Technical Implementation and Computational Infrastructure
The NSBI workflow leverages state-of-the-art computing resources on the Worldwide LHC Computing Grid (WLCG) and CERN OpenLab partnerships. Key technical specifications include:
- Training clusters with NVIDIA A100 GPUs orchestrated by Kubernetes and Kubeflow Pipelines.
- Normalizing‐flow models (e.g., Masked Autoregressive Flows) implemented in TensorFlow 2.12, optimized with mixed‐precision AMP.
- Parameter scans over Γ_H ∈ [1, 10] MeV and anomalous coupling coefficients using distributed OpenMPI ensemble jobs.
- CI/CD via GitLab runners and automated validation suites to ensure statistical robustness (covering toy MC tests, coverage studies, and stress tests in rare corners of phase space).

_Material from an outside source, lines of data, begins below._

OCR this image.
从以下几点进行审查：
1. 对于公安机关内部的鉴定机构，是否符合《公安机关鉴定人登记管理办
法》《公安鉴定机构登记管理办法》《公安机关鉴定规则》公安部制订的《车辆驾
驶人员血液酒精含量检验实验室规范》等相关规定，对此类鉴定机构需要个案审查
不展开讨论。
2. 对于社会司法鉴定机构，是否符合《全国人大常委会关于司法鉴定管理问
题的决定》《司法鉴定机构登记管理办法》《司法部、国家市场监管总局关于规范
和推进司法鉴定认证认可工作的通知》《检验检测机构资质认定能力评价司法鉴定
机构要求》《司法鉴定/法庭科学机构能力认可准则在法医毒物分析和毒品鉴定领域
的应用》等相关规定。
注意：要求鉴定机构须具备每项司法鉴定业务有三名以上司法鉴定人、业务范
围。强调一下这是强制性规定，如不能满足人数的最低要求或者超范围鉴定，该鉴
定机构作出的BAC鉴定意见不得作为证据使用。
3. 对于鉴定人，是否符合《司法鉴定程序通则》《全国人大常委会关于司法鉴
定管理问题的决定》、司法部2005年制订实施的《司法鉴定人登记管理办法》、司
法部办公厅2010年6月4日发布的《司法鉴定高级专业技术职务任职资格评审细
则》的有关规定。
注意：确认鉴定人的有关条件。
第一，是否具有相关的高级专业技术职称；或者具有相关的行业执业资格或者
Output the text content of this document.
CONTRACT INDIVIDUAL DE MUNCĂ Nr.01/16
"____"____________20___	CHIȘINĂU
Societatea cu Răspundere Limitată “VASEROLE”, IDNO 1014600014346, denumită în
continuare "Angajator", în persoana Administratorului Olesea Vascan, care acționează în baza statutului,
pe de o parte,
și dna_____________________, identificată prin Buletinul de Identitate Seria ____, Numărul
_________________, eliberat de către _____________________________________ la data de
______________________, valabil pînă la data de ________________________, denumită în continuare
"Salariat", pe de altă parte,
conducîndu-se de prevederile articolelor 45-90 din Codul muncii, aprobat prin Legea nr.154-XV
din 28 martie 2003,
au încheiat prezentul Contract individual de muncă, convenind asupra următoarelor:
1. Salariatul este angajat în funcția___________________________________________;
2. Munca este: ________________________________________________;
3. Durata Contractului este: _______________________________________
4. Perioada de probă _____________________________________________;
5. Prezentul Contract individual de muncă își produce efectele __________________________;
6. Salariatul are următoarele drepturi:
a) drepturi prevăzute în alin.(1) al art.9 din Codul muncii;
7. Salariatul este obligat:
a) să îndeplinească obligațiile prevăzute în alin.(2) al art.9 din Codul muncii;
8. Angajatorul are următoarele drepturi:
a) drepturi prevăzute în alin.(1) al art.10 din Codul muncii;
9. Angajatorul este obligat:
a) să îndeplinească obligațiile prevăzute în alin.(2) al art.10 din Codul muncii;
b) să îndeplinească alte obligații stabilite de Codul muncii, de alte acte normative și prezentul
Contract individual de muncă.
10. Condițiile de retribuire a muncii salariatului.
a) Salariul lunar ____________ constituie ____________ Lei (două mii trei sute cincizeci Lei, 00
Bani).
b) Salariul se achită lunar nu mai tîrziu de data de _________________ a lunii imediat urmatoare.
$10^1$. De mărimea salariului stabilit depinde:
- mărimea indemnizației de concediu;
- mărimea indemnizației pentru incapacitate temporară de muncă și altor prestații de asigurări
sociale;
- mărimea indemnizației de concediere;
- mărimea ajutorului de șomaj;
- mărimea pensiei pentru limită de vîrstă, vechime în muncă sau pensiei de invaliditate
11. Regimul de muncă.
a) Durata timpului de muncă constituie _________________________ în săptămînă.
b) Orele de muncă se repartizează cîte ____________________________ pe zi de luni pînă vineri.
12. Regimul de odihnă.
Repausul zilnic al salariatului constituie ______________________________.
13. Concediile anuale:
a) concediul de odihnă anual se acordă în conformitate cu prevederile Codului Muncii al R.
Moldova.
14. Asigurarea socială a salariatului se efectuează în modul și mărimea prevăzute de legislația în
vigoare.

During development, the team processed >108 events in parallel, achieving end-to-end model training in under 48 hours—three times faster than earlier GPU‐free implementations.
Reanalysis and Validation on Run 2 Data
In December 2025, ATLAS released two companion papers. The first detailed the NSBI methodology, providing theoretical proofs of asymptotic convergence and uncertainty calibration using the evidence lower bound (ELBO). The second paper presented a full reanalysis of the Run 2 four-lepton channel (H → ZZ* → 4ℓ), comparing NSBI against the legacy BDT‐based approach. Key results included:
- 30% reduction in the statistical uncertainty on Γ_H.
- 20% improvement in sensitivity to potential anomalous Higgs couplings.
- Robust performance in kinematic regions previously deemed infeasible due to destructive interference.
Internal review panels, comprising experts in detector calibration, statistical methods, and theoretical modeling, validated these findings, paving the way for NSBI’s inclusion in future ATLAS analysis frameworks.
Expert Insights
“The leap from classification to direct likelihood estimation is paradigm‐shifting,” said Daniel Whiteson (UC Irvine). “It’s as if you unlocked the full quantum tapestry of these events.”
“We always knew interference held hidden information,” noted David Rousseau (IJCLab). “NSBI finally lets us extract it cleanly.”
Future Implications for High-Luminosity LHC
Looking ahead to the HL-LHC upgrade (projected to start physics runs in 2028 with instantaneous luminosities up to 7.5×1034 cm⁻²s⁻¹), NSBI will become central to ATLAS’s physics program, including:
- Precision measurements of rare processes, e.g., Higgs pair production (HH → 4b, 2b2γ).
- Searches for beyond-Standard-Model effects in vector-boson scattering and dark sector portals.
- Real-time inference workflows integrated into the trigger system using FPGA‐accelerated normalizing flows.
ATLAS has already begun upgrading its Tier-0 data processing farm to include GPU nodes, ensuring that NSBI can be deployed on both recorded and streamed data.
Comparison with Traditional Statistical Methods
While profile‐likelihood scans and Bayesian MCMC have been staples in LHC data analysis, they rely on handcrafted probability density estimates or binned histograms that cannot capture interference at subbin resolution. NSBI’s differentiable likelihood estimators supplant kernel density estimates and Gaussian approximations, providing:
- Continuous, unbiased likelihood surfaces across high-dimensional phase spaces.
- Automatic uncertainty quantification via ensemble networks and calibration metrics (e.g., PIT histograms).
- Scalability to ten or more physics parameters, critical for EFT (Effective Field Theory) fits.
Conclusion
Aishik Ghosh’s six-year journey, supported by IJCLab, UC Irvine, and a global ATLAS team, has demonstrated how advanced AI techniques can resolve long-standing quantum challenges in collider physics. By integrating NSBI into its core analysis pipeline, ATLAS is poised to redefine precision in the HL-LHC era, unlocking new discoveries at the intersection of quantum mechanics, machine learning, and high-performance computing.